Is it possible to create an iframe on the background.html page in a google-chrome extension and have it make the request to the website? I am not sure how exactly the extension works. Does chrome automatically ignore all display tags or will it run it invisibly?
问题:
回答1:
My understanding is that the background page of an extension is never displayed, but it should "run" as expected (e.g. src
attribute of an img
tag will cause the image data to be fetched). I'm new to implementing extensions, but the architecture overview seems to imply this, as do the samples I've seen.
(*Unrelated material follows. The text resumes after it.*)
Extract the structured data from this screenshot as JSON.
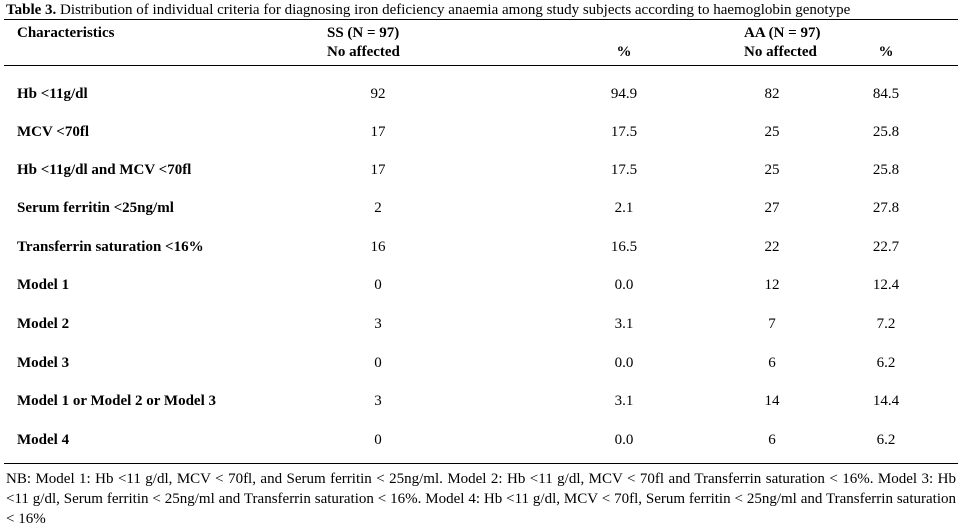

You can click on the link to background.html in the extensions control panel and inspect the source/dom/etc.
回答2:
It will load the iframe all right, but I don't think it's possible to read anything out of an iframe due to same-origin restrictions. For example, this background script fails:
<body>
<script>
var iframe = document.body.appendChild(document.createElement('iframe'));
iframe.src = 'http://www.google.com';
iframe.onload = function() {
console.log(iframe.contentDocument.innerHTML);
};
</script>
with error: "Unsafe JavaScript attempt to access frame with URL http://www.google.com/ from frame with URL chrome-extension://elbpnmnjddamdmjmdnmhankaimaldhmf/background.html. Domains, protocols and ports must match."
回答3:
After testing myself: Apparently google-chrome does run iframes. It just wont display them.